In 2015 a very important piece of legislation, House Bill 1748, required Oklahoma state agencies to publicly report the amount of federal funding they receive and the strings attached to that money. The measure passed overwhelmingly in both chambers.

Disappointingly, it was vetoed by Gov. Mary Fallin.

Today, as OCPA president Jonathan Small has pointed out, “tens of millions of dollars are missing; criminal investigations are under way. Officials at the State Department of Health, it seems, misspent funds and misled the public about it for at least six years. Some of the money came from the federal government, meaning those involved could face federal charges, and state taxpayers might have to pay that money back.”

Would HB 1748 have prevented all of these problems? No. Still, the scandal reminds us of “the danger of federal funds flowing through state agencies and the need for greater transparency,” Small says. “The money looks deceptively free, inviting abuses. After all, the Legislature doesn’t have to raise it through taxes. For that matter, about a quarter of all federal funds are borrowed (something that would be illegal for state government to do on its own).”

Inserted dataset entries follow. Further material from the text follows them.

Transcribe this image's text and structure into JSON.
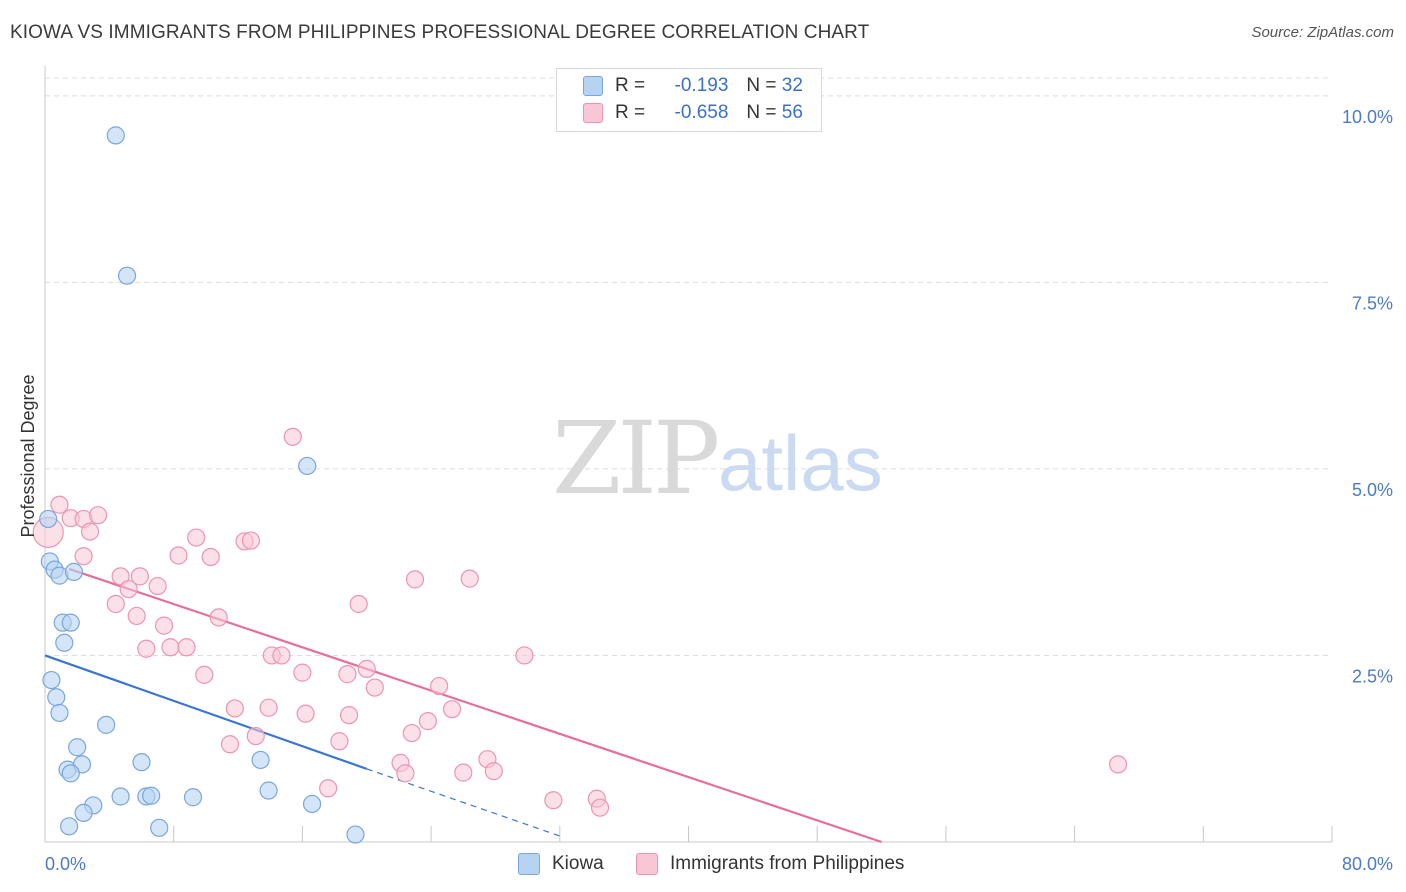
{
  "title": "KIOWA VS IMMIGRANTS FROM PHILIPPINES PROFESSIONAL DEGREE CORRELATION CHART",
  "source": "Source: ZipAtlas.com",
  "watermark": {
    "zip": "ZIP",
    "atlas": "atlas"
  },
  "colors": {
    "kiowa_fill": "#b8d3f2",
    "kiowa_stroke": "#7aa6dc",
    "kiowa_line": "#3a75d4",
    "phil_fill": "#f9c6d5",
    "phil_stroke": "#ec94b1",
    "phil_line": "#e86e98",
    "grid": "#dcdcdc",
    "tick_text": "#4a7bc8"
  },
  "legend": {
    "rows": [
      {
        "r_label": "R =",
        "r_value": "-0.193",
        "n_label": "N =",
        "n_value": "32"
      },
      {
        "r_label": "R =",
        "r_value": "-0.658",
        "n_label": "N =",
        "n_value": "56"
      }
    ]
  },
  "chart_data": {
    "type": "scatter",
    "title": "KIOWA VS IMMIGRANTS FROM PHILIPPINES PROFESSIONAL DEGREE CORRELATION CHART",
    "xlabel": "",
    "ylabel": "Professional Degree",
    "xlim": [
      0,
      80
    ],
    "ylim": [
      0,
      10.4
    ],
    "y_ticks": [
      {
        "value": 2.5,
        "label": "2.5%"
      },
      {
        "value": 5.0,
        "label": "5.0%"
      },
      {
        "value": 7.5,
        "label": "7.5%"
      },
      {
        "value": 10.0,
        "label": "10.0%"
      }
    ],
    "x_tick_labels": [
      {
        "value": 0,
        "label": "0.0%"
      },
      {
        "value": 80,
        "label": "80.0%"
      }
    ],
    "x_minor_ticks": [
      8,
      16,
      24,
      32,
      40,
      48,
      56,
      64,
      72,
      80
    ],
    "series": [
      {
        "name": "Kiowa",
        "r": -0.193,
        "n": 32,
        "points": [
          [
            4.4,
            9.47
          ],
          [
            5.1,
            7.59
          ],
          [
            16.3,
            5.04
          ],
          [
            0.2,
            4.33
          ],
          [
            0.3,
            3.76
          ],
          [
            0.6,
            3.65
          ],
          [
            0.9,
            3.57
          ],
          [
            1.8,
            3.62
          ],
          [
            1.1,
            2.94
          ],
          [
            1.6,
            2.94
          ],
          [
            1.2,
            2.67
          ],
          [
            0.4,
            2.17
          ],
          [
            0.7,
            1.94
          ],
          [
            0.9,
            1.73
          ],
          [
            3.8,
            1.57
          ],
          [
            2.0,
            1.27
          ],
          [
            1.4,
            0.97
          ],
          [
            2.3,
            1.04
          ],
          [
            6.0,
            1.07
          ],
          [
            13.4,
            1.1
          ],
          [
            1.6,
            0.92
          ],
          [
            4.7,
            0.61
          ],
          [
            6.3,
            0.61
          ],
          [
            6.6,
            0.62
          ],
          [
            9.2,
            0.6
          ],
          [
            13.9,
            0.69
          ],
          [
            3.0,
            0.49
          ],
          [
            2.4,
            0.39
          ],
          [
            16.6,
            0.51
          ],
          [
            1.5,
            0.21
          ],
          [
            7.1,
            0.19
          ],
          [
            19.3,
            0.1
          ]
        ],
        "trend": {
          "x0": 0,
          "y0": 2.5,
          "x1": 20,
          "y1": 0.98
        },
        "trend_dashed": {
          "x0": 20,
          "y0": 0.98,
          "x1": 32,
          "y1": 0.08
        }
      },
      {
        "name": "Immigrants from Philippines",
        "r": -0.658,
        "n": 56,
        "points": [
          [
            0.2,
            4.15
          ],
          [
            0.9,
            4.52
          ],
          [
            1.6,
            4.34
          ],
          [
            2.4,
            4.33
          ],
          [
            3.3,
            4.38
          ],
          [
            2.8,
            4.16
          ],
          [
            9.4,
            4.08
          ],
          [
            12.4,
            4.03
          ],
          [
            12.8,
            4.04
          ],
          [
            15.4,
            5.43
          ],
          [
            8.3,
            3.84
          ],
          [
            10.3,
            3.82
          ],
          [
            2.4,
            3.83
          ],
          [
            4.7,
            3.56
          ],
          [
            5.2,
            3.39
          ],
          [
            5.9,
            3.56
          ],
          [
            7.0,
            3.43
          ],
          [
            23.0,
            3.52
          ],
          [
            26.4,
            3.53
          ],
          [
            4.4,
            3.19
          ],
          [
            5.7,
            3.03
          ],
          [
            10.8,
            3.01
          ],
          [
            19.5,
            3.19
          ],
          [
            7.4,
            2.9
          ],
          [
            6.3,
            2.59
          ],
          [
            7.8,
            2.61
          ],
          [
            8.8,
            2.61
          ],
          [
            14.1,
            2.5
          ],
          [
            14.7,
            2.5
          ],
          [
            29.8,
            2.5
          ],
          [
            9.9,
            2.24
          ],
          [
            16.0,
            2.27
          ],
          [
            18.8,
            2.25
          ],
          [
            20.0,
            2.32
          ],
          [
            20.5,
            2.07
          ],
          [
            24.5,
            2.09
          ],
          [
            11.8,
            1.79
          ],
          [
            13.9,
            1.8
          ],
          [
            16.2,
            1.72
          ],
          [
            18.9,
            1.7
          ],
          [
            23.8,
            1.62
          ],
          [
            25.3,
            1.78
          ],
          [
            11.5,
            1.31
          ],
          [
            13.1,
            1.42
          ],
          [
            18.3,
            1.35
          ],
          [
            22.8,
            1.46
          ],
          [
            22.1,
            1.06
          ],
          [
            22.4,
            0.92
          ],
          [
            26.0,
            0.93
          ],
          [
            27.5,
            1.11
          ],
          [
            27.9,
            0.95
          ],
          [
            17.6,
            0.72
          ],
          [
            31.6,
            0.56
          ],
          [
            34.3,
            0.58
          ],
          [
            34.5,
            0.46
          ],
          [
            66.7,
            1.04
          ]
        ],
        "trend": {
          "x0": 1.5,
          "y0": 3.66,
          "x1": 52,
          "y1": 0.0
        }
      }
    ],
    "legend_labels": [
      "Kiowa",
      "Immigrants from Philippines"
    ]
  }
}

“What’s most upsetting about the governor’s wrongheaded veto,” OCPA distinguished fellow Andrew Spiropoulos presciently noted at the time, “is what it tells us about the mindset of her administration. Both her decision and her defense of it help explain why, less than five months into her second term, many conservatives have lost hope that we will see any meaningful change in the next four years.”

Nevertheless, in light of the Health Department scandal and perhaps other scandals we don’t yet know about, lawmakers should pass federal-funds transparency legislation in 2018 and send it to the governor’s desk.